Kinetics of myo-inositol transport in rat ocular lens.

Abstract

Myo-inositol (MI) influx as a function of concentration in rat lens consisted of a saturable component, fit by a rectangular hyperbola, and a linear component which was more distinct at high myo-inositol concentrations suggesting passive diffusion.
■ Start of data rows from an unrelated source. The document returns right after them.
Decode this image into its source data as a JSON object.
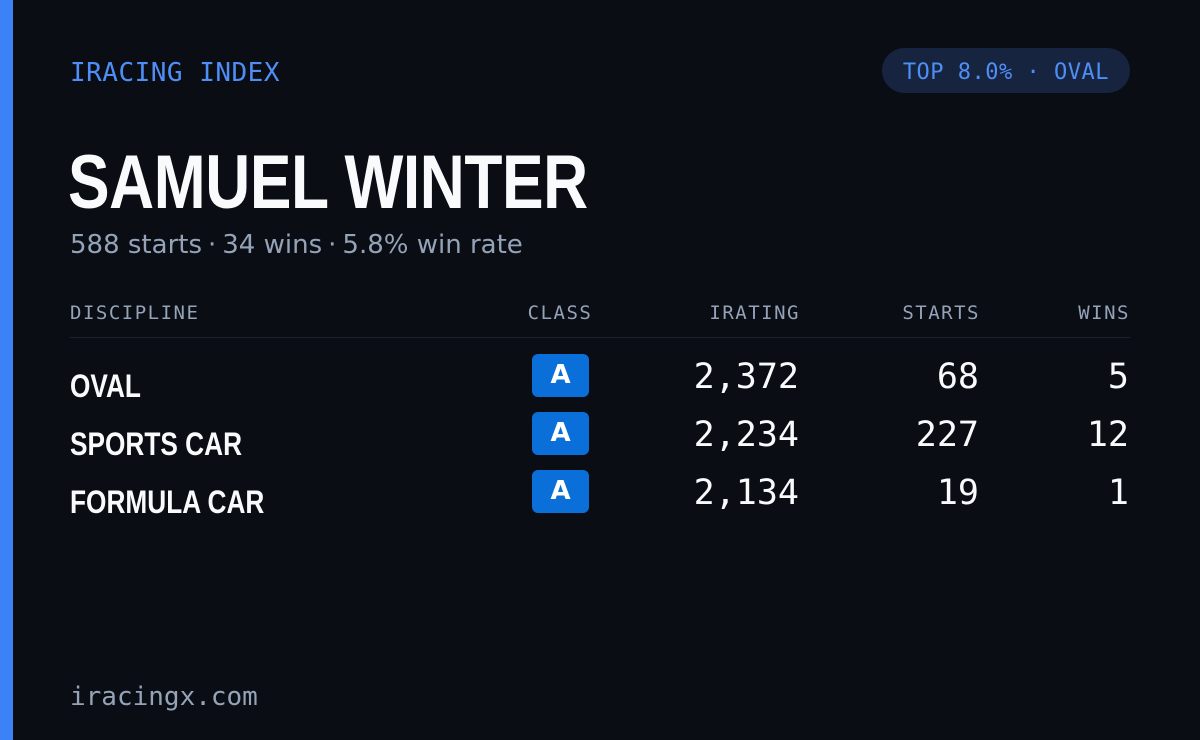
{
  "brand": "IRACING INDEX",
  "rank_badge": "TOP 8.0% · OVAL",
  "driver": {
    "name": "SAMUEL WINTER",
    "summary": {
      "starts": "588 starts",
      "wins": "34 wins",
      "win_rate": "5.8% win rate",
      "separator": "·"
    }
  },
  "table": {
    "headers": {
      "discipline": "DISCIPLINE",
      "class": "CLASS",
      "irating": "IRATING",
      "starts": "STARTS",
      "wins": "WINS"
    },
    "rows": [
      {
        "discipline": "OVAL",
        "class": "A",
        "irating": "2,372",
        "starts": "68",
        "wins": "5"
      },
      {
        "discipline": "SPORTS CAR",
        "class": "A",
        "irating": "2,234",
        "starts": "227",
        "wins": "12"
      },
      {
        "discipline": "FORMULA CAR",
        "class": "A",
        "irating": "2,134",
        "starts": "19",
        "wins": "1"
      }
    ]
  },
  "footer": "iracingx.com",
  "colors": {
    "background": "#0a0d14",
    "accent": "#3b82f6",
    "class_badge": "#0a6fd9",
    "muted_text": "#94a3b8",
    "primary_text": "#f8fafc"
  }
}
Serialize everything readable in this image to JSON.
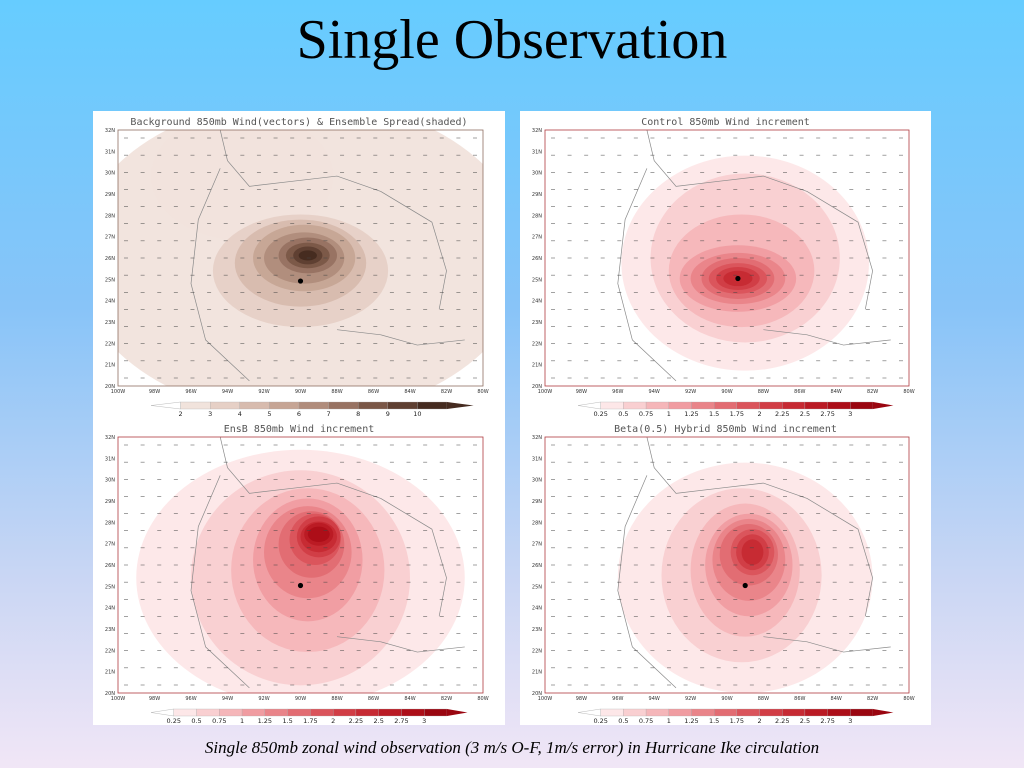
{
  "slide": {
    "title": "Single Observation",
    "caption": "Single 850mb zonal wind observation (3 m/s O-F, 1m/s error) in Hurricane Ike circulation"
  },
  "map_axes": {
    "lat_labels": [
      "32N",
      "31N",
      "30N",
      "29N",
      "28N",
      "27N",
      "26N",
      "25N",
      "24N",
      "23N",
      "22N",
      "21N",
      "20N"
    ],
    "lon_labels": [
      "100W",
      "98W",
      "96W",
      "94W",
      "92W",
      "90W",
      "88W",
      "86W",
      "84W",
      "82W",
      "80W"
    ]
  },
  "panels": [
    {
      "id": "background",
      "title": "Background 850mb Wind(vectors) & Ensemble Spread(shaded)",
      "palette": "brown",
      "legend_labels": [
        "2",
        "3",
        "4",
        "5",
        "6",
        "7",
        "8",
        "9",
        "10"
      ],
      "colors": [
        "#f1e3dc",
        "#e6d0c6",
        "#d7bbae",
        "#c6a595",
        "#b08c7b",
        "#977262",
        "#7a5747",
        "#5e3f31",
        "#452b20"
      ]
    },
    {
      "id": "control",
      "title": "Control 850mb Wind increment",
      "palette": "red",
      "legend_labels": [
        "0.25",
        "0.5",
        "0.75",
        "1",
        "1.25",
        "1.5",
        "1.75",
        "2",
        "2.25",
        "2.5",
        "2.75",
        "3"
      ],
      "colors": [
        "#fde7e8",
        "#f9cfd1",
        "#f5b6b9",
        "#f09ca1",
        "#e98489",
        "#e26c72",
        "#da545b",
        "#d13d45",
        "#c62a33",
        "#ba1a24",
        "#ac0e18",
        "#9a0610"
      ]
    },
    {
      "id": "ensb",
      "title": "EnsB 850mb Wind increment",
      "palette": "red",
      "legend_labels": [
        "0.25",
        "0.5",
        "0.75",
        "1",
        "1.25",
        "1.5",
        "1.75",
        "2",
        "2.25",
        "2.5",
        "2.75",
        "3"
      ],
      "colors": [
        "#fde7e8",
        "#f9cfd1",
        "#f5b6b9",
        "#f09ca1",
        "#e98489",
        "#e26c72",
        "#da545b",
        "#d13d45",
        "#c62a33",
        "#ba1a24",
        "#ac0e18",
        "#9a0610"
      ]
    },
    {
      "id": "hybrid",
      "title": "Beta(0.5) Hybrid 850mb Wind increment",
      "palette": "red",
      "legend_labels": [
        "0.25",
        "0.5",
        "0.75",
        "1",
        "1.25",
        "1.5",
        "1.75",
        "2",
        "2.25",
        "2.5",
        "2.75",
        "3"
      ],
      "colors": [
        "#fde7e8",
        "#f9cfd1",
        "#f5b6b9",
        "#f09ca1",
        "#e98489",
        "#e26c72",
        "#da545b",
        "#d13d45",
        "#c62a33",
        "#ba1a24",
        "#ac0e18",
        "#9a0610"
      ]
    }
  ]
}
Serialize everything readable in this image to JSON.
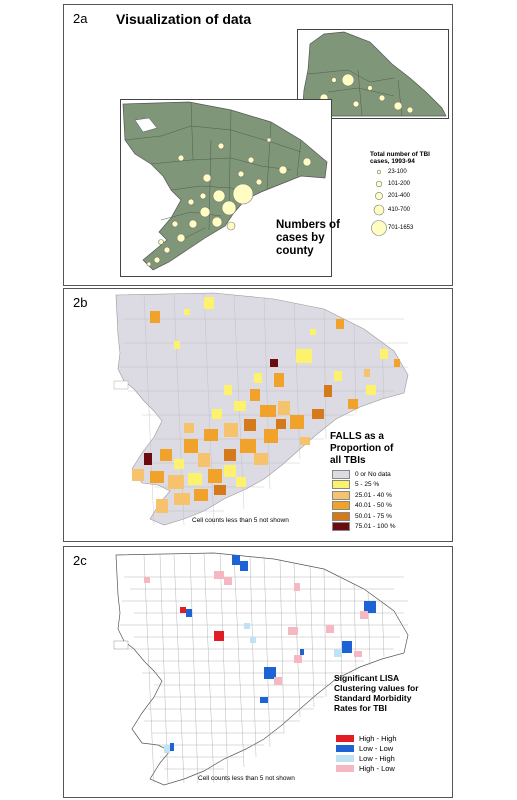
{
  "panel_a": {
    "label": "2a",
    "title": "Visualization of data",
    "legend_title": "Total number of TBI cases, 1993-94",
    "legend_items": [
      "23-100",
      "101-200",
      "201-400",
      "410-700",
      "701-1653"
    ],
    "caption": "Numbers of cases by county",
    "colors": {
      "land": "#7f9679",
      "circle": "#fffdc2",
      "border": "#555555"
    }
  },
  "panel_b": {
    "label": "2b",
    "caption": "FALLS as a Proportion of all TBIs",
    "legend_items": [
      {
        "label": "0 or No data",
        "color": "#dcdbe3"
      },
      {
        "label": "5 - 25 %",
        "color": "#fcf26b"
      },
      {
        "label": "25.01 - 40  %",
        "color": "#f6c36c"
      },
      {
        "label": "40.01 - 50 %",
        "color": "#f0a22b"
      },
      {
        "label": "50.01 - 75 %",
        "color": "#d57a1a"
      },
      {
        "label": "75.01 - 100 %",
        "color": "#6a0b10"
      }
    ],
    "note": "Cell counts less than 5 not shown"
  },
  "panel_c": {
    "label": "2c",
    "caption": "Significant LISA Clustering values for Standard Morbidity Rates for TBI",
    "legend_items": [
      {
        "label": "High - High",
        "color": "#e21c24"
      },
      {
        "label": "Low - Low",
        "color": "#1d63d6"
      },
      {
        "label": "Low - High",
        "color": "#bfe3f2"
      },
      {
        "label": "High - Low",
        "color": "#f5b8c2"
      }
    ],
    "note": "Cell counts less than 5 not shown"
  }
}
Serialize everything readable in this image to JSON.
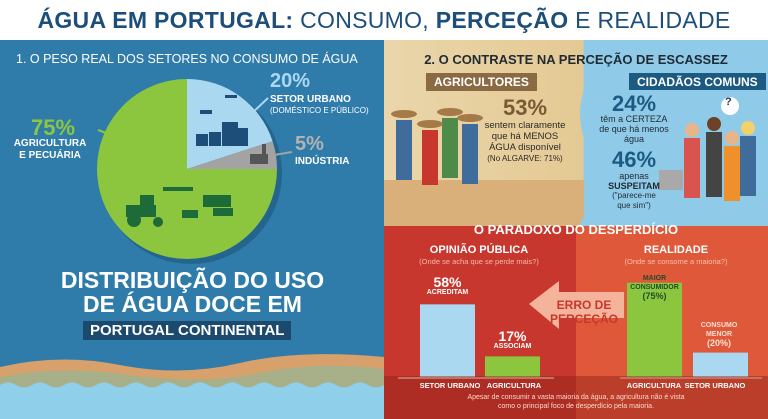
{
  "header": {
    "title_bold1": "ÁGUA EM PORTUGAL:",
    "title_light1": " CONSUMO,",
    "title_bold2": " PERCEÇÃO",
    "title_light2": " E REALIDADE"
  },
  "section1": {
    "heading": "1. O PESO REAL DOS SETORES NO CONSUMO DE ÁGUA",
    "urban": {
      "pct": "20%",
      "label": "SETOR URBANO",
      "sub": "(DOMÉSTICO E PÚBLICO)"
    },
    "industry": {
      "pct": "5%",
      "label": "INDÚSTRIA"
    },
    "agriculture": {
      "pct": "75%",
      "label1": "AGRICULTURA",
      "label2": "E PECUÁRIA"
    },
    "title1": "DISTRIBUIÇÃO DO USO",
    "title2": "DE ÁGUA DOCE EM",
    "title3": "PORTUGAL CONTINENTAL"
  },
  "section2": {
    "heading": "2. O CONTRASTE NA PERCEÇÃO DE ESCASSEZ",
    "farmers": {
      "label": "AGRICULTORES",
      "pct": "53%",
      "t1": "sentem claramente",
      "t2": "que há MENOS",
      "t3": "ÁGUA disponível",
      "note": "(No ALGARVE: 71%)"
    },
    "citizens": {
      "label": "CIDADÃOS COMUNS",
      "pct1": "24%",
      "t1": "têm a CERTEZA",
      "t2": "de que há menos",
      "t3": "água",
      "pct2": "46%",
      "t4": "apenas",
      "t5": "SUSPEITAM",
      "t6": "(\"parece-me",
      "t7": "que sim\")",
      "question": "?"
    }
  },
  "section3": {
    "heading": "O PARADOXO DO DESPERDÍCIO",
    "opinion": {
      "title": "OPINIÃO PÚBLICA",
      "sub": "(Onde se acha que se perde mais?)",
      "urban_pct": "58%",
      "urban_note": "ACREDITAM",
      "agri_pct": "17%",
      "agri_note": "ASSOCIAM",
      "x1": "SETOR URBANO",
      "x2": "AGRICULTURA"
    },
    "arrow": {
      "l1": "ERRO DE",
      "l2": "PERCEÇÃO"
    },
    "reality": {
      "title": "REALIDADE",
      "sub": "(Onde se consome a maioria?)",
      "agri_l1": "MAIOR",
      "agri_l2": "CONSUMIDOR",
      "agri_l3": "(75%)",
      "urban_l1": "CONSUMO",
      "urban_l2": "MENOR",
      "urban_l3": "(20%)",
      "x1": "AGRICULTURA",
      "x2": "SETOR URBANO"
    },
    "caption1": "Apesar de consumir a vasta maioria da água, a agricultura não é vista",
    "caption2": "como o principal foco de desperdício pela maioria."
  },
  "chart_data": [
    {
      "type": "pie",
      "categories": [
        "SETOR URBANO",
        "INDÚSTRIA",
        "AGRICULTURA E PECUÁRIA"
      ],
      "values": [
        20,
        5,
        75
      ],
      "colors": [
        "#a9d8f0",
        "#a3a3a3",
        "#8cc63f"
      ]
    },
    {
      "type": "bar",
      "title": "OPINIÃO PÚBLICA",
      "categories": [
        "SETOR URBANO",
        "AGRICULTURA"
      ],
      "values": [
        58,
        17
      ]
    },
    {
      "type": "bar",
      "title": "REALIDADE",
      "categories": [
        "AGRICULTURA",
        "SETOR URBANO"
      ],
      "values": [
        75,
        20
      ]
    }
  ]
}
The hyperbolic component was half-maximally saturated (Kt) at 61.3 microM and had a maximal transport rate (Jmax) of 44.6 mumol/kg wet wt/h. The linear component had an apparent permeability coefficient of 1.44 x 10(-6) s-1. Sorbitol, which distributed rapidly in the extracellular space (6.83 ml/100 g wet wt), also appeared to enter the intracellular space with a permeability coefficient of 1.37 x 10(-6) s-1, similar to that of myo-inositol. The influx of myo-inositol was critically dependent on the concentration of extracellular sodium consistent with a sodium-myo-inositol cotransport. The kinetics of influx activation by sodium suggested an apparent 2:1 coupling ratio for sodium and myo-inositol. When potassium was used as sodium substitute, a significantly stronger influx inhibition was observed than with nondepolarizing sodium substitutes, indicating that myo-inositol was driven by the electrochemical gradient of sodium rather than the chemical gradient only. Reducing the extracellular Na concentration increased the MI concentration at which transport was half-maximally activated, suggesting an ordered binding sequence of Na followed by MI. Myo-inositol influx was competitively inhibited by phlorizin with an inhibitory coefficient (Ki) of 35 microM. Phloretin also was capable of inhibition but with a much lesser efficacy. Myo-inositol desaturates from the lens at a rate of 0.00862 h-1. Approximately 19% of the efflux can be inhibited with phlorizin, suggesting that it represents carrier-mediated flux. The phlorizin insensitive flux has a rate of 0.00695 h-1 or 1.93 x 10(-6) s-1, similar to the Na-independent passive influx. MI influx is due to a Na-dependent, phlorizin-sensitive active transport while the efflux consists largely of a phlorizin-independent passive leakage.